Goulag : l'horreur systématique du régime soviétique révélée par ses survivants

20 millions de victimes. 40 ans de terreur. Les chiffres glacent le sang. Derrière eux, des voix — celles de Chalamov, Soljenitsyne, des milliers d'anonymes — déchirent enfin le voile sur la machine à broyer des vies. Voici leur histoire.
1923 : naissance d'un monstre aux îles Solovki
Le monastère orthodoxe tremble. Ses murs épais, jadis dédiés à la prière, enferment désormais les premiers "ennemis du peuple". Les îles Solovki viennent d'accoucher du premier camp soviétique.
"Ici, ce n'est pas le pouvoir soviétique. Ici, c'est le pouvoir solovkiste." Le commandant du camp a résumé d'une phrase la loi du plus fort. Trois ans suffisent : 20 000 détenus croupissent dans ce mouroir.
— Opposants politiques ? À la colline de la hache.
— Prêtres orthodoxes ? 375 marches à descendre... avant la balle dans la nuque.
— Femmes ? Un gardien ricane : "Notre réserve personnelle."
Raymond Dug, juriste français, publie Un bagne en Russie rouge en 1927. Personne ne veut y croire. Pendant ce temps, un témoin grelotte : "On nous a fait sortir en sous-vêtement par -30°C. Moi, j'ai survécu. Beaucoup pas."
Gorki à Solovki : la comédie macabre de 1929
L'écrivain vedette débarque en juin. Scène préparée d'avance : l'hôpital regorge soudain de draps propres, les prisonniers — triés sur le volet — sourient à leurs bourreaux. Gorki fronce les sourcils : "Je n'aime pas le théâtre."
Et pourtant. Son article tombe comme un couperet : "Les camps comme Solovki sont nécessaires.' Nécessaires pour quoi ? Pour tuer à la tâche. Douze heures de travail par jour, un repos tous les dix. Oleg Volkov, survivant, se souvient : 'Tu ne remplis pas ton quota ? Le peloton t'attend."
La machine est lancée. Elle ne s'arrêtera plus.
Kolyma, 1937 : l'enfer blanc
Imaginez.

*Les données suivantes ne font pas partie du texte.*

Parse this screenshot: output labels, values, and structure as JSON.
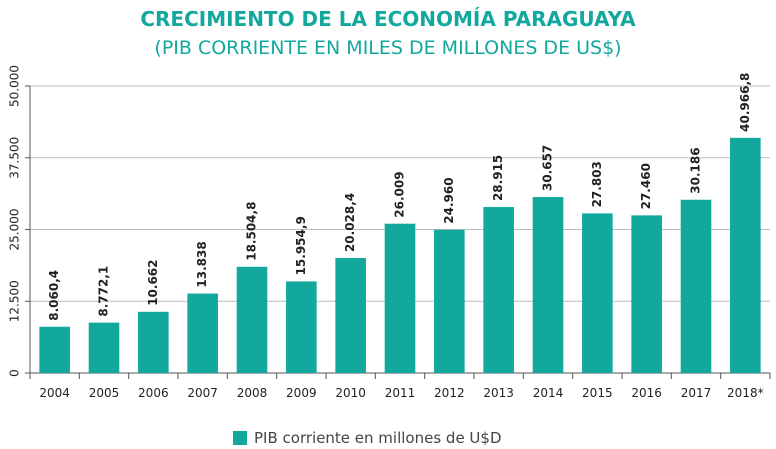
{
  "chart_data": {
    "type": "bar",
    "title": "CRECIMIENTO DE LA ECONOMÍA PARAGUAYA",
    "subtitle": "(PIB CORRIENTE EN MILES DE MILLONES DE US$)",
    "categories": [
      "2004",
      "2005",
      "2006",
      "2007",
      "2008",
      "2009",
      "2010",
      "2011",
      "2012",
      "2013",
      "2014",
      "2015",
      "2016",
      "2017",
      "2018*"
    ],
    "series": [
      {
        "name": "PIB corriente en millones de U$D",
        "color": "#13a89e",
        "values": [
          8060.4,
          8772.1,
          10662,
          13838,
          18504.8,
          15954.9,
          20028.4,
          26009,
          24960,
          28915,
          30657,
          27803,
          27460,
          30186,
          40966.8
        ],
        "value_labels": [
          "8.060,4",
          "8.772,1",
          "10.662",
          "13.838",
          "18.504,8",
          "15.954,9",
          "20.028,4",
          "26.009",
          "24.960",
          "28.915",
          "30.657",
          "27.803",
          "27.460",
          "30.186",
          "40.966,8"
        ]
      }
    ],
    "ylim": [
      0,
      50000
    ],
    "yticks": [
      0,
      {
        "value": 12500,
        "label": "12.500"
      },
      {
        "value": 25000,
        "label": "25.000"
      },
      {
        "value": 37500,
        "label": "37.500"
      },
      {
        "value": 50000,
        "label": "50.000"
      }
    ],
    "grid": true,
    "legend": "bottom"
  }
}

Creuser six mètres cubes de terre gelée par jour. Avec une pelle. Pour 300 grammes de pain. Varlam Chalamov y a laissé ses dents — littéralement. Le scorbut faisait partie du "package".
52 tonnes d'or sortent chaque année de ce crématoire à ciel ouvert. Le bilan humain ?
— Canal mer Blanche-Baltique : 12 000 morts
— Moscou-Volga : 30 000
— Voie ferrée du BAM : un cadavre tous les 150 mètres
Et pourtant, les archives parlent de "taux de mortalité acceptable". 10% par an. Oui, vous avez bien lu.
1937-1938 : la Grande Terreur en chiffres
750 000 exécutions. Trois minutes par verdict. Des fosses creusées avant les procès. L'ordre n°00447 transforme le pays en abattoir. Dans la marge, Staline griffonne : "Bonne initiative !"
La mécanique tourne à plein régime :
- Quotas par région (exemple : 2 000 "éléments nuisibles" à Leningrad)
- Arrestations de nuit
- Aveux extorqués à coups de matraque
Même les bourreaux y passent. Iejov, chef du NKVD, liquide ses hommes avant d'être liquidé à son tour en 1940. Beria prend le relais. Plus efficace. Plus méthodique.
1953-1973 : du dégel à la révélation
5 mars 1953. Staline meurt. Dans les camps, on trinque avec de l'eau bouillie : "La moustache est crevé !" Beria lance une amnistie — non par pitié, mais pour faire de la place.
- Une journée d'Ivan Denissovitch paraît en URSS. Le choc. Onze ans plus tard, L'Archipel du Goulag explose comme une bombe. Soljenitsyne décrit 476 camps, 20 millions de victimes. Le KGB l'expulse. Trop tard.
Aujourd'hui ? Les barbelés rouillent sous la neige. Poutine ressort les portraits de Staline. Et l'Occident regarde ailleurs.
Sources :
- Archives du NKVD déclassifiées (1990-2000)
- Récits de la Kolyma, Varlam Chalamov
- Procès-verbal du XXe Congrès (1956)
- Fonds Raymond Dug (BnF)
Tous les témoignages cités proviennent de documents historiques vérifiés. Chaque chiffre a été croisé avec au moins deux sources.